The carrier, Wasp, was struck by three torpedoes from the Japanese submarine I-19 on September 15th. She became a floating wreck and had to be sunk. The USS Juneau and escorting destroyers rescued 1,900 survivors.

After returning the survivors, the ship continued to operate with TF 61 to protect and reinforce Guadalcanal. The Juneau participated in the battle of Santa Cruz Islands October 26-27, preventing a Japanese task force from reinforcing Guadalcanal. During this battle, two enemy carriers were extensively damaged. Despite the effective anti-aircraft fire of the ships - they shot down 20 out of 27 enemy aircraft - the carrier USS Hornet CV-8 was badly damaged and sunk the following day. The Juneau then joined the remaining carrier in the South Pacific – the USS Enterprise CV-6. She added her effective anti-aircraft fire to save the Enterprise, shooting down 18 attacking aircraft.

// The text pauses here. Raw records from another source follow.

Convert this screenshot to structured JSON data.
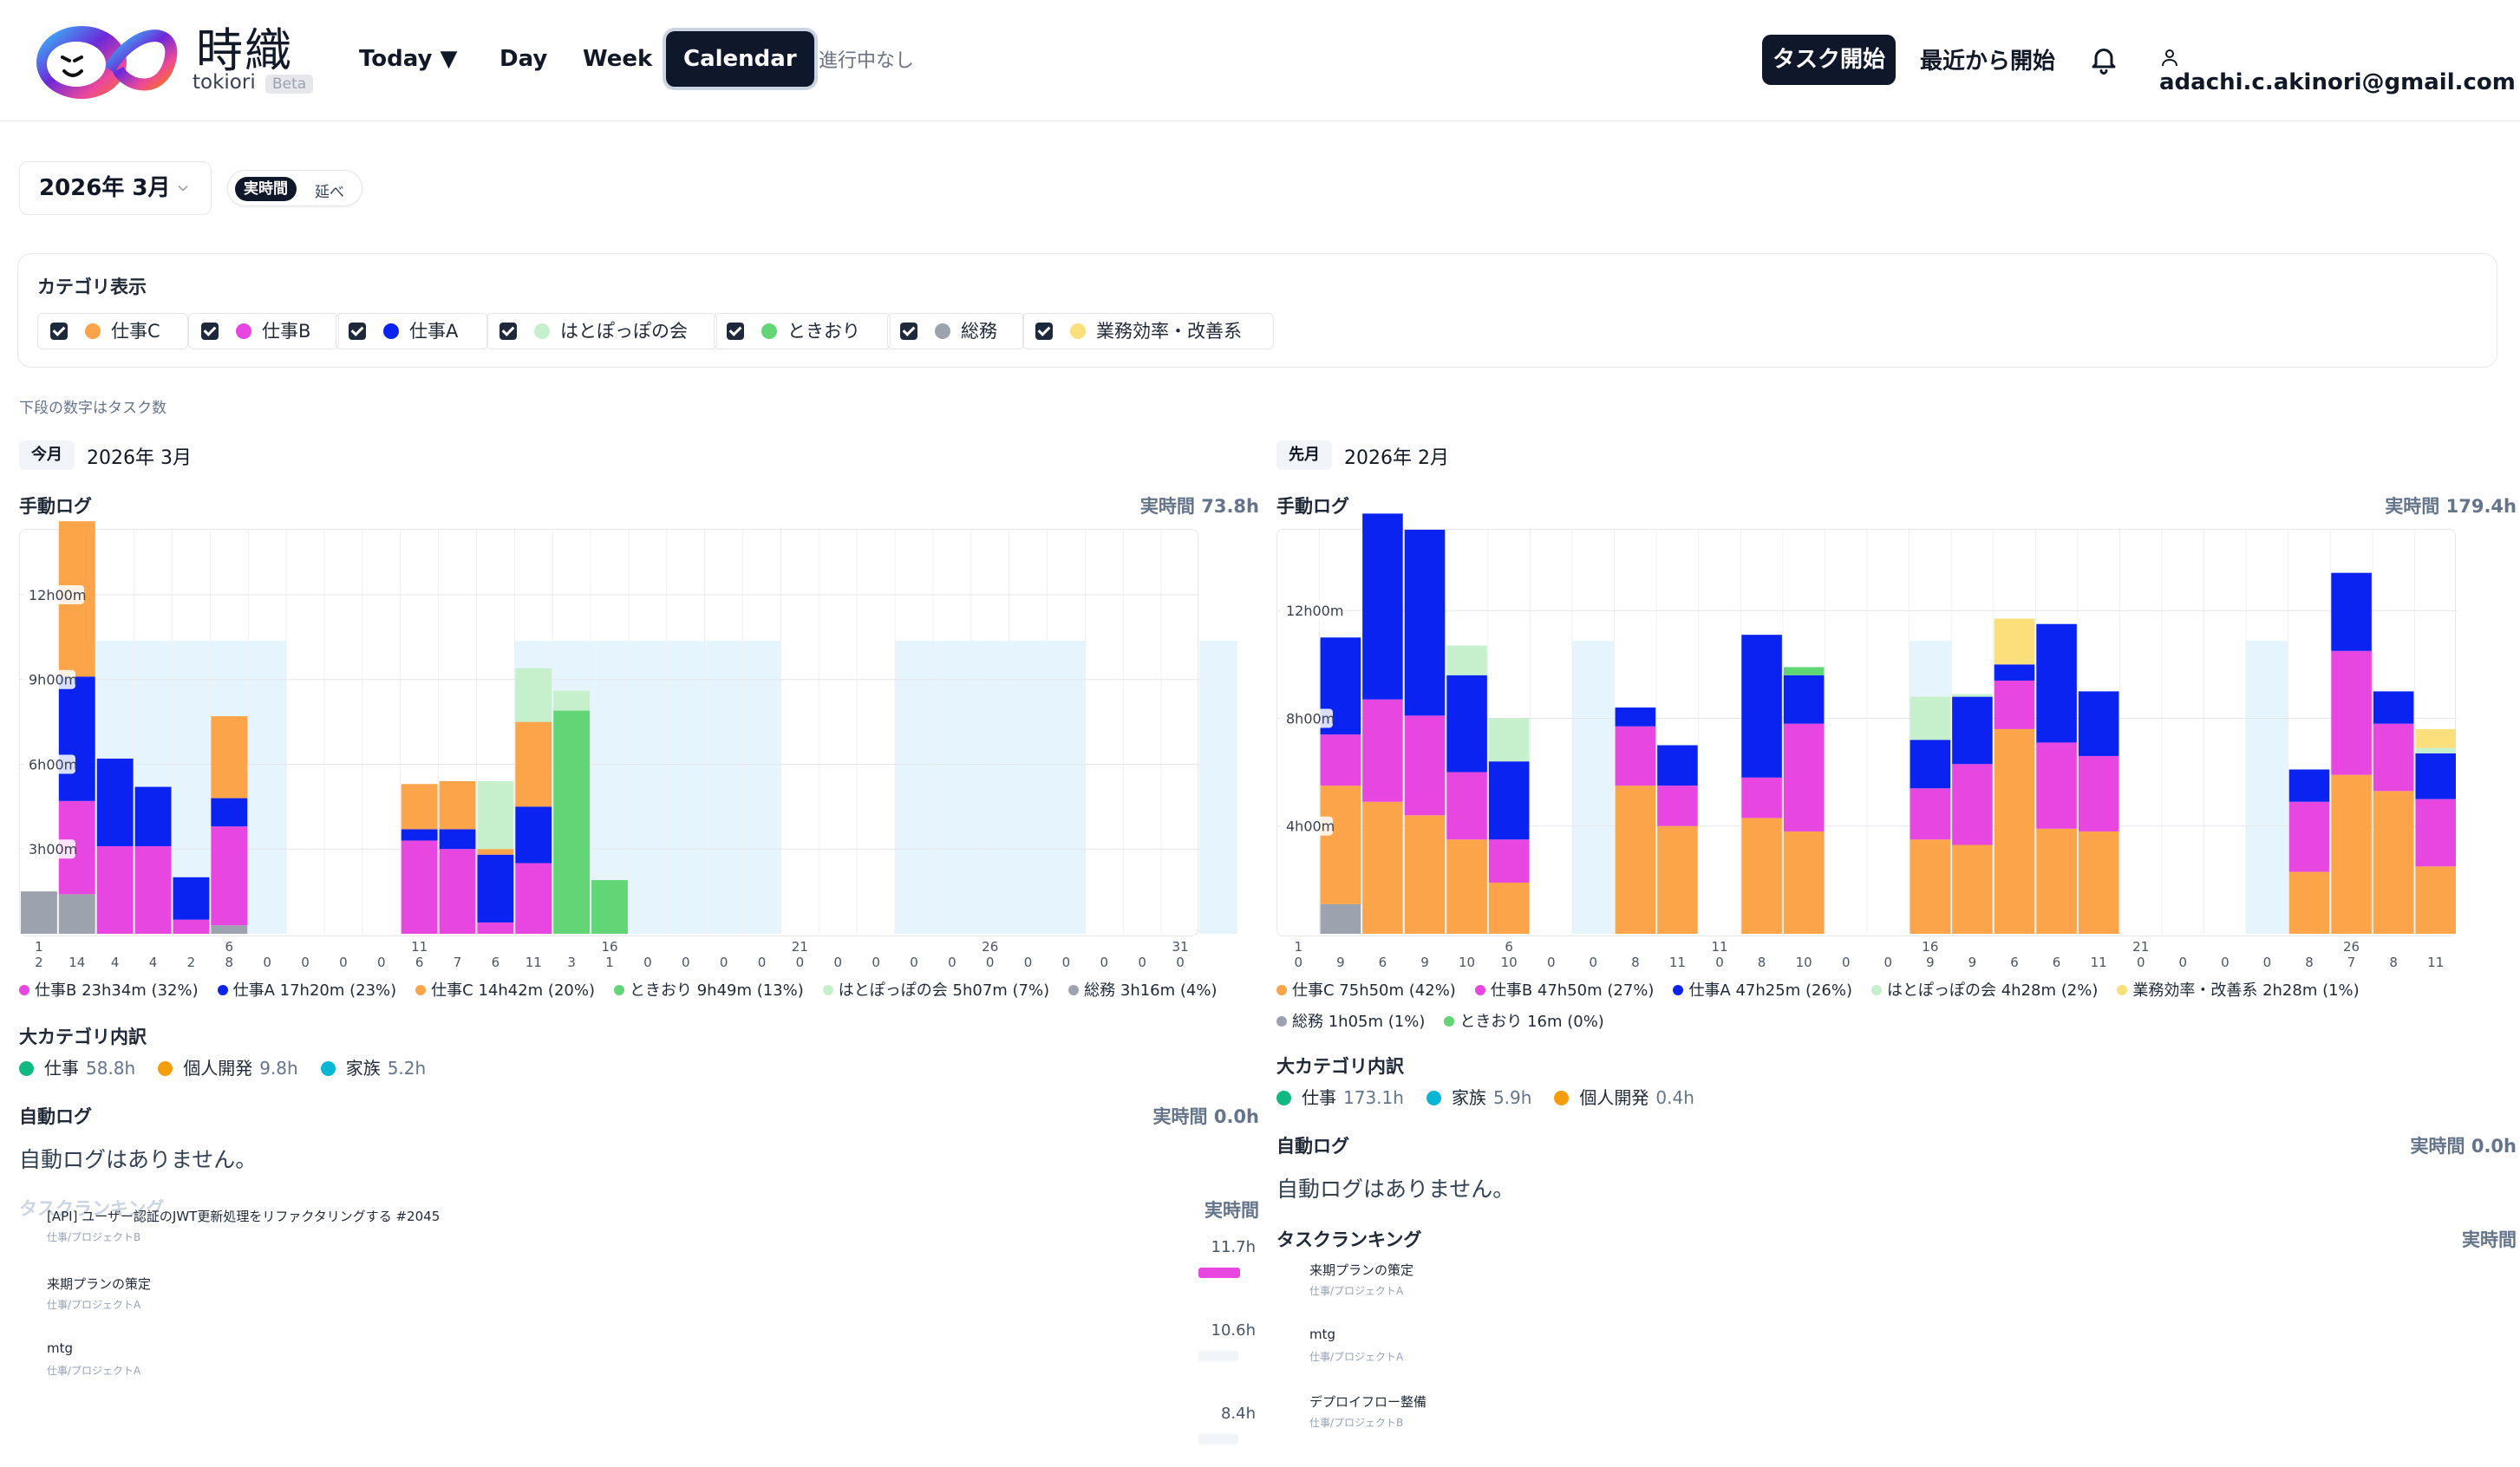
{
  "header": {
    "brand_jp": "時織",
    "brand_en": "tokiori",
    "beta": "Beta",
    "nav": {
      "today": "Today ▼",
      "day": "Day",
      "week": "Week",
      "calendar": "Calendar"
    },
    "status": "進行中なし",
    "start_button": "タスク開始",
    "recent_button": "最近から開始",
    "user_email": "adachi.c.akinori@gmail.com"
  },
  "controls": {
    "month": "2026年 3月",
    "toggle_on": "実時間",
    "toggle_off": "延べ"
  },
  "categories": {
    "title": "カテゴリ表示",
    "items": [
      {
        "label": "仕事C",
        "color": "#fba44a"
      },
      {
        "label": "仕事B",
        "color": "#e846e0"
      },
      {
        "label": "仕事A",
        "color": "#0a23f0"
      },
      {
        "label": "はとぽっぽの会",
        "color": "#c6f0cc"
      },
      {
        "label": "ときおり",
        "color": "#62d677"
      },
      {
        "label": "総務",
        "color": "#9ca3af"
      },
      {
        "label": "業務効率・改善系",
        "color": "#fbdf7a"
      }
    ]
  },
  "note": "下段の数字はタスク数",
  "left": {
    "badge": "今月",
    "month": "2026年 3月",
    "manual_title": "手動ログ",
    "manual_total": "実時間 73.8h",
    "legend": [
      {
        "label": "仕事B 23h34m (32%)",
        "color": "#e846e0"
      },
      {
        "label": "仕事A 17h20m (23%)",
        "color": "#0a23f0"
      },
      {
        "label": "仕事C 14h42m (20%)",
        "color": "#fba44a"
      },
      {
        "label": "ときおり 9h49m (13%)",
        "color": "#62d677"
      },
      {
        "label": "はとぽっぽの会 5h07m (7%)",
        "color": "#c6f0cc"
      },
      {
        "label": "総務 3h16m (4%)",
        "color": "#9ca3af"
      }
    ],
    "bigcat_title": "大カテゴリ内訳",
    "bigcats": [
      {
        "label": "仕事",
        "value": "58.8h",
        "color": "#10b981"
      },
      {
        "label": "個人開発",
        "value": "9.8h",
        "color": "#f59e0b"
      },
      {
        "label": "家族",
        "value": "5.2h",
        "color": "#06b6d4"
      }
    ],
    "auto_title": "自動ログ",
    "auto_total": "実時間 0.0h",
    "auto_empty": "自動ログはありません。",
    "ranking_title": "タスクランキング",
    "ranking_right": "実時間",
    "ranking": [
      {
        "title": "[API] ユーザー認証のJWT更新処理をリファクタリングする #2045",
        "sub": "仕事/プロジェクトB",
        "value": "11.7h",
        "color": "#e846e0",
        "frac": 1.0
      },
      {
        "title": "来期プランの策定",
        "sub": "仕事/プロジェクトA",
        "value": "10.6h",
        "color": "#0a23f0",
        "frac": 0.0
      },
      {
        "title": "mtg",
        "sub": "仕事/プロジェクトA",
        "value": "8.4h",
        "color": "#0a23f0",
        "frac": 0.0
      }
    ],
    "chart_data": {
      "type": "bar",
      "stacked": true,
      "title": "",
      "y_ticks": [
        "3h00m",
        "6h00m",
        "9h00m",
        "12h00m"
      ],
      "y_tick_values": [
        3,
        6,
        9,
        12
      ],
      "ymax": 14.3,
      "days": 31,
      "x_tick_labels": {
        "1": "1",
        "6": "6",
        "11": "11",
        "16": "16",
        "21": "21",
        "26": "26",
        "31": "31"
      },
      "task_counts": [
        2,
        14,
        4,
        4,
        2,
        8,
        0,
        0,
        0,
        0,
        6,
        7,
        6,
        11,
        3,
        1,
        0,
        0,
        0,
        0,
        0,
        0,
        0,
        0,
        0,
        0,
        0,
        0,
        0,
        0,
        0
      ],
      "weekend_shading": [
        [
          3,
          8
        ],
        [
          14,
          21
        ],
        [
          24,
          29
        ],
        [
          32,
          33
        ]
      ],
      "series": [
        {
          "name": "総務",
          "color": "#9ca3af",
          "values": [
            1.5,
            1.4,
            0,
            0,
            0,
            0.3,
            0,
            0,
            0,
            0,
            0,
            0,
            0,
            0,
            0,
            0,
            0,
            0,
            0,
            0,
            0,
            0,
            0,
            0,
            0,
            0,
            0,
            0,
            0,
            0,
            0
          ]
        },
        {
          "name": "仕事B",
          "color": "#e846e0",
          "values": [
            0,
            3.3,
            3.1,
            3.1,
            0.5,
            3.5,
            0,
            0,
            0,
            0,
            3.3,
            3.0,
            0.4,
            2.5,
            0,
            0,
            0,
            0,
            0,
            0,
            0,
            0,
            0,
            0,
            0,
            0,
            0,
            0,
            0,
            0,
            0
          ]
        },
        {
          "name": "仕事A",
          "color": "#0a23f0",
          "values": [
            0,
            4.4,
            3.1,
            2.1,
            1.5,
            1.0,
            0,
            0,
            0,
            0,
            0.4,
            0.7,
            2.4,
            2.0,
            0,
            0,
            0,
            0,
            0,
            0,
            0,
            0,
            0,
            0,
            0,
            0,
            0,
            0,
            0,
            0,
            0
          ]
        },
        {
          "name": "仕事C",
          "color": "#fba44a",
          "values": [
            0,
            5.5,
            0,
            0,
            0,
            2.9,
            0,
            0,
            0,
            0,
            1.6,
            1.7,
            0.2,
            3.0,
            0,
            0,
            0,
            0,
            0,
            0,
            0,
            0,
            0,
            0,
            0,
            0,
            0,
            0,
            0,
            0,
            0
          ]
        },
        {
          "name": "ときおり",
          "color": "#62d677",
          "values": [
            0,
            0,
            0,
            0,
            0,
            0,
            0,
            0,
            0,
            0,
            0,
            0,
            0,
            0,
            7.9,
            1.9,
            0,
            0,
            0,
            0,
            0,
            0,
            0,
            0,
            0,
            0,
            0,
            0,
            0,
            0,
            0
          ]
        },
        {
          "name": "はとぽっぽの会",
          "color": "#c6f0cc",
          "values": [
            0,
            0,
            0,
            0,
            0,
            0,
            0,
            0,
            0,
            0,
            0,
            0,
            2.4,
            1.9,
            0.7,
            0,
            0,
            0,
            0,
            0,
            0,
            0,
            0,
            0,
            0,
            0,
            0,
            0,
            0,
            0,
            0
          ]
        }
      ]
    }
  },
  "right": {
    "badge": "先月",
    "month": "2026年 2月",
    "manual_title": "手動ログ",
    "manual_total": "実時間 179.4h",
    "legend": [
      {
        "label": "仕事C 75h50m (42%)",
        "color": "#fba44a"
      },
      {
        "label": "仕事B 47h50m (27%)",
        "color": "#e846e0"
      },
      {
        "label": "仕事A 47h25m (26%)",
        "color": "#0a23f0"
      },
      {
        "label": "はとぽっぽの会 4h28m (2%)",
        "color": "#c6f0cc"
      },
      {
        "label": "業務効率・改善系 2h28m (1%)",
        "color": "#fbdf7a"
      }
    ],
    "legend2": [
      {
        "label": "総務 1h05m (1%)",
        "color": "#9ca3af"
      },
      {
        "label": "ときおり 16m (0%)",
        "color": "#62d677"
      }
    ],
    "bigcat_title": "大カテゴリ内訳",
    "bigcats": [
      {
        "label": "仕事",
        "value": "173.1h",
        "color": "#10b981"
      },
      {
        "label": "家族",
        "value": "5.9h",
        "color": "#06b6d4"
      },
      {
        "label": "個人開発",
        "value": "0.4h",
        "color": "#f59e0b"
      }
    ],
    "auto_title": "自動ログ",
    "auto_total": "実時間 0.0h",
    "auto_empty": "自動ログはありません。",
    "ranking_title": "タスクランキング",
    "ranking_right": "実時間",
    "ranking": [
      {
        "title": "来期プランの策定",
        "sub": "仕事/プロジェクトA"
      },
      {
        "title": "mtg",
        "sub": "仕事/プロジェクトA"
      },
      {
        "title": "デプロイフロー整備",
        "sub": "仕事/プロジェクトB"
      }
    ],
    "chart_data": {
      "type": "bar",
      "stacked": true,
      "title": "",
      "y_ticks": [
        "4h00m",
        "8h00m",
        "12h00m"
      ],
      "y_tick_values": [
        4,
        8,
        12
      ],
      "ymax": 15,
      "days": 28,
      "x_tick_labels": {
        "1": "1",
        "6": "6",
        "11": "11",
        "16": "16",
        "21": "21",
        "26": "26"
      },
      "task_counts": [
        0,
        9,
        6,
        9,
        10,
        10,
        0,
        0,
        8,
        11,
        0,
        8,
        10,
        0,
        0,
        9,
        9,
        6,
        6,
        11,
        0,
        0,
        0,
        0,
        8,
        7,
        8,
        11
      ],
      "weekend_shading": [
        [
          2,
          3
        ],
        [
          8,
          9
        ],
        [
          16,
          17
        ],
        [
          24,
          25
        ]
      ],
      "series": [
        {
          "name": "総務",
          "color": "#9ca3af",
          "values": [
            0,
            1.1,
            0,
            0,
            0,
            0,
            0,
            0,
            0,
            0,
            0,
            0,
            0,
            0,
            0,
            0,
            0,
            0,
            0,
            0,
            0,
            0,
            0,
            0,
            0,
            0,
            0,
            0
          ]
        },
        {
          "name": "仕事C",
          "color": "#fba44a",
          "values": [
            0,
            4.4,
            4.9,
            4.4,
            3.5,
            1.9,
            0,
            0,
            5.5,
            4.0,
            0,
            4.3,
            3.8,
            0,
            0,
            3.5,
            3.3,
            7.6,
            3.9,
            3.8,
            0,
            0,
            0,
            0,
            2.3,
            5.9,
            5.3,
            2.5
          ]
        },
        {
          "name": "仕事B",
          "color": "#e846e0",
          "values": [
            0,
            1.9,
            3.8,
            3.7,
            2.5,
            1.6,
            0,
            0,
            2.2,
            1.5,
            0,
            1.5,
            4.0,
            0,
            0,
            1.9,
            3.0,
            1.8,
            3.2,
            2.8,
            0,
            0,
            0,
            0,
            2.6,
            4.6,
            2.5,
            2.5
          ]
        },
        {
          "name": "仕事A",
          "color": "#0a23f0",
          "values": [
            0,
            3.6,
            6.9,
            6.9,
            3.6,
            2.9,
            0,
            0,
            0.7,
            1.5,
            0,
            5.3,
            1.8,
            0,
            0,
            1.8,
            2.5,
            0.6,
            4.4,
            2.4,
            0,
            0,
            0,
            0,
            1.2,
            2.9,
            1.2,
            1.7
          ]
        },
        {
          "name": "ときおり",
          "color": "#62d677",
          "values": [
            0,
            0,
            0,
            0,
            0,
            0,
            0,
            0,
            0,
            0,
            0,
            0,
            0.3,
            0,
            0,
            0,
            0,
            0,
            0,
            0,
            0,
            0,
            0,
            0,
            0,
            0,
            0,
            0
          ]
        },
        {
          "name": "はとぽっぽの会",
          "color": "#c6f0cc",
          "values": [
            0,
            0,
            0,
            0,
            1.1,
            1.6,
            0,
            0,
            0,
            0,
            0,
            0,
            0,
            0,
            0,
            1.6,
            0.1,
            0,
            0,
            0,
            0,
            0,
            0,
            0,
            0,
            0,
            0,
            0.2
          ]
        },
        {
          "name": "業務効率・改善系",
          "color": "#fbdf7a",
          "values": [
            0,
            0,
            0,
            0,
            0,
            0,
            0,
            0,
            0,
            0,
            0,
            0,
            0,
            0,
            0,
            0,
            0,
            1.7,
            0,
            0,
            0,
            0,
            0,
            0,
            0,
            0,
            0,
            0.7
          ]
        }
      ]
    }
  }
}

The Juneau returned to Noumea, New Caledonia for replenishment and repairs. 

In November 12-15, the Juneau participated in the Naval Battle of Guadalcanal as part of Task Force 67. The Japanese sent a large task force as an all out effort by the “Tokyo Express” to reinforce their forces on the island, and to destroy our naval forces in the area. The enemy task force numbered 18 ships, including two battleships, far exceeding the power of the Juneau’s cruiser destroyer task. The American task force patrolled “Iron Bottom Sound” off Guadalcanal, and successfully fought off attacking enemy planes, six of which wre taken down by the Juneau.

Next came the onslaught of the heavy Japanese task force. During this ferocious battle the American forces fought the enemy to a standstill, and both forces retired to lick their wounds. During the melee, the Juneau was hit by a torpedo on the port side which caused a severe list, and she was down by the bow 12 feet. The ship kept going with only one propeller, at 13 knots.

On the morning of  November 14th, the Japanese submarine I-26 fired three torpedoes at the Jeneau. She successfully avoided two, the third one hit close to where the previous torpedo had hit. The ship broke in two and quickly sunk. Of a crew of 820 men, roughly 115 survived. Malcom went down with the ship. This is the same ship on which the 5 Sullivan brothers, as well as hero Elwood Bickert, perished.